Separated families can still come together and be a helpful social group, but they must offer the kind of support that their loved one needs. To figure this out, it is important to think about the person’s identity within the family.
For example, a father may view his identity as an advisor, but a cancer diagnosis requires him to be cared for and to seek advice. He may feel a sense of loss for his typical family role, a loss of meaning and of control.
However, if his family communicates openly about the difficulties they are all facing, the father may be able to continue to advise his family, in addition to receiving their advice. This can help to maintain his sense of identity as an advisor within his family, while navigating a new status as a cancer survivor.
Communication and support networks
Cancer throws patients and their loved ones into a complex health system, often for the first time, where medical decisions and terminology become important every day. Understanding the “language of cancer” can help families feel more in control after a diagnosis.
Equally important is communication within a family. Talking about the cancer, rather than treating it as a taboo topic, can improve mental health for both patients and their families. It may also be an opportunity to empower patients and their loved ones to seek outside support, such as counselling.

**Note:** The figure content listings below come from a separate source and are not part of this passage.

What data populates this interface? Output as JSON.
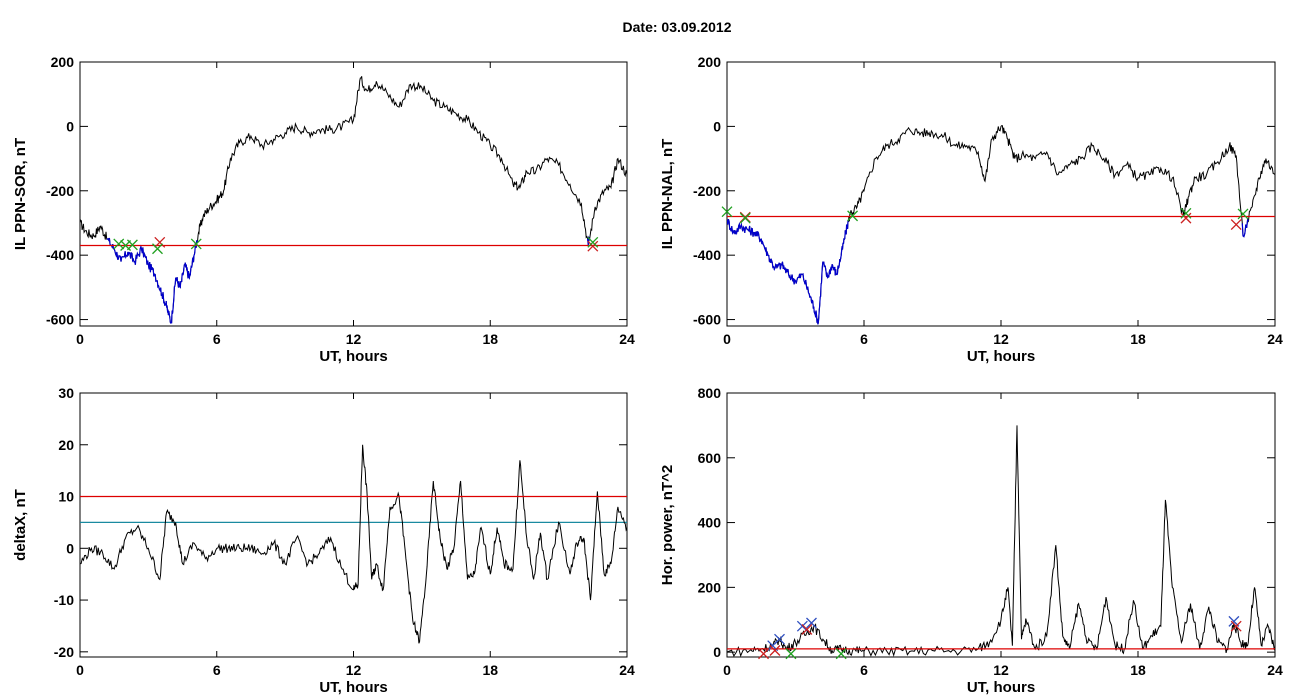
{
  "figure": {
    "title": "Date:  03.09.2012"
  },
  "colors": {
    "axis": "#000000",
    "trace": "#000000",
    "highlight": "#0000cc",
    "threshold_red": "#dd0000",
    "threshold_cyan": "#1a8aa0",
    "marker_green": "#20a020",
    "marker_red": "#cc2020",
    "marker_blue": "#3050c0"
  },
  "chart_data": [
    {
      "type": "line",
      "title": "",
      "xlabel": "UT, hours",
      "ylabel": "IL PPN-SOR, nT",
      "xlim": [
        0,
        24
      ],
      "ylim": [
        -620,
        200
      ],
      "xticks": [
        0,
        6,
        12,
        18,
        24
      ],
      "yticks": [
        -600,
        -400,
        -200,
        0,
        200
      ],
      "series": [
        {
          "values_x": [
            0,
            0.3,
            0.6,
            0.9,
            1.2,
            1.5,
            1.8,
            2.1,
            2.4,
            2.7,
            3.0,
            3.3,
            3.6,
            3.8,
            4.0,
            4.2,
            4.4,
            4.6,
            4.8,
            5.0,
            5.2,
            5.4,
            5.7,
            6.0,
            6.3,
            6.6,
            7.0,
            7.5,
            8,
            8.5,
            9,
            9.5,
            10,
            10.5,
            11,
            11.5,
            12,
            12.3,
            12.6,
            13,
            13.5,
            14,
            14.5,
            15,
            15.5,
            16,
            16.5,
            17,
            17.5,
            18,
            18.5,
            19,
            19.3,
            19.6,
            20,
            20.5,
            21,
            21.5,
            22,
            22.3,
            22.6,
            23,
            23.3,
            23.6,
            24
          ],
          "values_y": [
            -300,
            -330,
            -340,
            -310,
            -350,
            -380,
            -420,
            -390,
            -420,
            -380,
            -430,
            -460,
            -520,
            -560,
            -610,
            -470,
            -500,
            -430,
            -470,
            -400,
            -330,
            -280,
            -250,
            -230,
            -200,
            -100,
            -50,
            -30,
            -60,
            -40,
            -20,
            0,
            -20,
            -10,
            -10,
            0,
            20,
            150,
            110,
            140,
            100,
            60,
            130,
            120,
            80,
            60,
            40,
            20,
            -20,
            -60,
            -100,
            -180,
            -190,
            -140,
            -140,
            -100,
            -120,
            -180,
            -240,
            -370,
            -250,
            -200,
            -190,
            -100,
            -150
          ]
        }
      ],
      "threshold_red": -370,
      "highlight_threshold": -345,
      "markers": [
        {
          "x": 1.7,
          "y": -365,
          "color": "green"
        },
        {
          "x": 2.0,
          "y": -370,
          "color": "green"
        },
        {
          "x": 2.3,
          "y": -368,
          "color": "green"
        },
        {
          "x": 3.5,
          "y": -360,
          "color": "red"
        },
        {
          "x": 3.4,
          "y": -380,
          "color": "green"
        },
        {
          "x": 5.1,
          "y": -365,
          "color": "green"
        },
        {
          "x": 22.5,
          "y": -372,
          "color": "red"
        },
        {
          "x": 22.5,
          "y": -360,
          "color": "green"
        }
      ]
    },
    {
      "type": "line",
      "title": "",
      "xlabel": "UT, hours",
      "ylabel": "IL PPN-NAL, nT",
      "xlim": [
        0,
        24
      ],
      "ylim": [
        -620,
        200
      ],
      "xticks": [
        0,
        6,
        12,
        18,
        24
      ],
      "yticks": [
        -600,
        -400,
        -200,
        0,
        200
      ],
      "series": [
        {
          "values_x": [
            0,
            0.3,
            0.6,
            0.9,
            1.2,
            1.5,
            1.8,
            2.1,
            2.4,
            2.7,
            3.0,
            3.3,
            3.6,
            3.8,
            4.0,
            4.2,
            4.4,
            4.6,
            4.8,
            5.0,
            5.2,
            5.4,
            5.7,
            6.0,
            6.5,
            7,
            7.5,
            8,
            8.5,
            9,
            9.5,
            10,
            10.5,
            11,
            11.3,
            11.6,
            12,
            12.3,
            12.6,
            13,
            13.5,
            14,
            14.5,
            15,
            15.5,
            16,
            16.5,
            17,
            17.5,
            18,
            18.5,
            19,
            19.5,
            20,
            20.2,
            20.5,
            21,
            21.5,
            22,
            22.3,
            22.6,
            23,
            23.3,
            23.6,
            24
          ],
          "values_y": [
            -290,
            -330,
            -310,
            -320,
            -330,
            -350,
            -400,
            -440,
            -430,
            -460,
            -480,
            -460,
            -520,
            -560,
            -610,
            -420,
            -470,
            -430,
            -460,
            -400,
            -330,
            -270,
            -250,
            -200,
            -100,
            -60,
            -40,
            -10,
            -20,
            -20,
            -30,
            -60,
            -60,
            -80,
            -170,
            -40,
            0,
            -40,
            -100,
            -90,
            -100,
            -80,
            -150,
            -120,
            -100,
            -60,
            -100,
            -150,
            -120,
            -160,
            -150,
            -130,
            -160,
            -280,
            -220,
            -160,
            -150,
            -110,
            -60,
            -90,
            -340,
            -250,
            -160,
            -100,
            -150
          ]
        }
      ],
      "threshold_red": -280,
      "highlight_threshold": -280,
      "markers": [
        {
          "x": 0.0,
          "y": -265,
          "color": "green"
        },
        {
          "x": 0.8,
          "y": -282,
          "color": "red"
        },
        {
          "x": 0.8,
          "y": -285,
          "color": "green"
        },
        {
          "x": 5.5,
          "y": -278,
          "color": "green"
        },
        {
          "x": 20.1,
          "y": -285,
          "color": "red"
        },
        {
          "x": 20.1,
          "y": -270,
          "color": "green"
        },
        {
          "x": 22.3,
          "y": -305,
          "color": "red"
        },
        {
          "x": 22.6,
          "y": -272,
          "color": "green"
        }
      ]
    },
    {
      "type": "line",
      "title": "",
      "xlabel": "UT, hours",
      "ylabel": "deltaX, nT",
      "xlim": [
        0,
        24
      ],
      "ylim": [
        -21,
        30
      ],
      "xticks": [
        0,
        6,
        12,
        18,
        24
      ],
      "yticks": [
        -20,
        -10,
        0,
        10,
        20,
        30
      ],
      "series": [
        {
          "values_x": [
            0,
            0.5,
            1,
            1.5,
            2,
            2.5,
            3,
            3.5,
            3.8,
            4.2,
            4.5,
            5,
            5.5,
            6,
            6.5,
            7,
            7.5,
            8,
            8.5,
            9,
            9.5,
            10,
            10.5,
            11,
            11.5,
            12,
            12.2,
            12.4,
            12.6,
            12.8,
            13,
            13.3,
            13.6,
            14,
            14.3,
            14.6,
            14.9,
            15.2,
            15.5,
            15.8,
            16.1,
            16.4,
            16.7,
            17,
            17.3,
            17.6,
            18,
            18.3,
            18.6,
            19,
            19.3,
            19.6,
            19.9,
            20.2,
            20.5,
            21,
            21.5,
            21.8,
            22.1,
            22.4,
            22.7,
            23,
            23.3,
            23.6,
            24
          ],
          "values_y": [
            -3,
            0,
            -1,
            -4,
            2,
            4,
            0,
            -6,
            7,
            5,
            -3,
            1,
            -2,
            0,
            0,
            0,
            0,
            -1,
            1,
            -3,
            2,
            -3,
            -1,
            2,
            -4,
            -8,
            -7,
            20,
            10,
            -6,
            -3,
            -8,
            8,
            10,
            -2,
            -14,
            -18,
            -5,
            13,
            2,
            -4,
            0,
            13,
            -6,
            -5,
            4,
            -5,
            4,
            -3,
            -4,
            17,
            2,
            -6,
            3,
            -6,
            5,
            -5,
            1,
            2,
            -10,
            11,
            -5,
            -3,
            8,
            4
          ]
        }
      ],
      "threshold_red": 10,
      "threshold_cyan": 5
    },
    {
      "type": "line",
      "title": "",
      "xlabel": "UT, hours",
      "ylabel": "Hor. power, nT^2",
      "xlim": [
        0,
        24
      ],
      "ylim": [
        -15,
        800
      ],
      "xticks": [
        0,
        6,
        12,
        18,
        24
      ],
      "yticks": [
        0,
        200,
        400,
        600,
        800
      ],
      "series": [
        {
          "values_x": [
            0,
            1,
            1.5,
            2,
            2.3,
            2.6,
            3,
            3.5,
            3.8,
            4.2,
            4.6,
            5,
            5.5,
            6,
            7,
            8,
            9,
            10,
            11,
            11.5,
            12,
            12.3,
            12.5,
            12.7,
            12.9,
            13.1,
            13.5,
            14,
            14.4,
            14.7,
            15,
            15.4,
            15.8,
            16.2,
            16.6,
            17,
            17.4,
            17.8,
            18.2,
            18.6,
            19.0,
            19.2,
            19.5,
            19.9,
            20.3,
            20.7,
            21.1,
            21.5,
            21.9,
            22.2,
            22.5,
            22.8,
            23.1,
            23.4,
            23.7,
            24
          ],
          "values_y": [
            0,
            5,
            10,
            20,
            40,
            10,
            30,
            60,
            80,
            40,
            5,
            10,
            5,
            3,
            3,
            2,
            5,
            3,
            10,
            30,
            100,
            200,
            20,
            700,
            40,
            100,
            10,
            50,
            330,
            50,
            10,
            150,
            30,
            10,
            170,
            20,
            10,
            160,
            10,
            50,
            80,
            470,
            200,
            30,
            150,
            10,
            140,
            30,
            10,
            90,
            30,
            20,
            200,
            20,
            80,
            5
          ]
        }
      ],
      "threshold_red": 10,
      "markers": [
        {
          "x": 2.0,
          "y": 20,
          "color": "blue"
        },
        {
          "x": 2.3,
          "y": 40,
          "color": "blue"
        },
        {
          "x": 2.1,
          "y": 5,
          "color": "red"
        },
        {
          "x": 3.3,
          "y": 80,
          "color": "blue"
        },
        {
          "x": 3.7,
          "y": 90,
          "color": "blue"
        },
        {
          "x": 3.5,
          "y": 70,
          "color": "red"
        },
        {
          "x": 1.6,
          "y": -5,
          "color": "red"
        },
        {
          "x": 2.8,
          "y": -5,
          "color": "green"
        },
        {
          "x": 5.0,
          "y": -5,
          "color": "green"
        },
        {
          "x": 22.2,
          "y": 95,
          "color": "blue"
        },
        {
          "x": 22.3,
          "y": 80,
          "color": "red"
        }
      ]
    }
  ]
}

Families spread across geographical distances (like the royal family) can offer emotional support through regular phone calls or online tools. During the pandemic, I developed and trialled an app to help older adults combat loneliness. The app allowed them to see a digital map of their social groups, including family members.
Your family member with cancer may feel like a burden. This is a common fear in older adulthood generally. But reminding them of how many people are in their lives – and how many people they support – can combat this feeling.
Social media is one way to get more involved in these reciprocal support networks. In my work, families affected by cancer have reported using online communities to better understand what their family is going through. Private social media groups dedicated to illness can be helpful spaces to meet other patients and families, share experiences and normalise cancer.
Cancer communities exist on Instagram, on YouTube and X/Twitter and through registered cancer charities like Macmillan Cancer Support. These online resources all provide a way to build a network following a cancer diagnosis.
Just as group identification is important within families, having more groups to connect to can act as a buffer during stressful times and help you all cope with your new reality.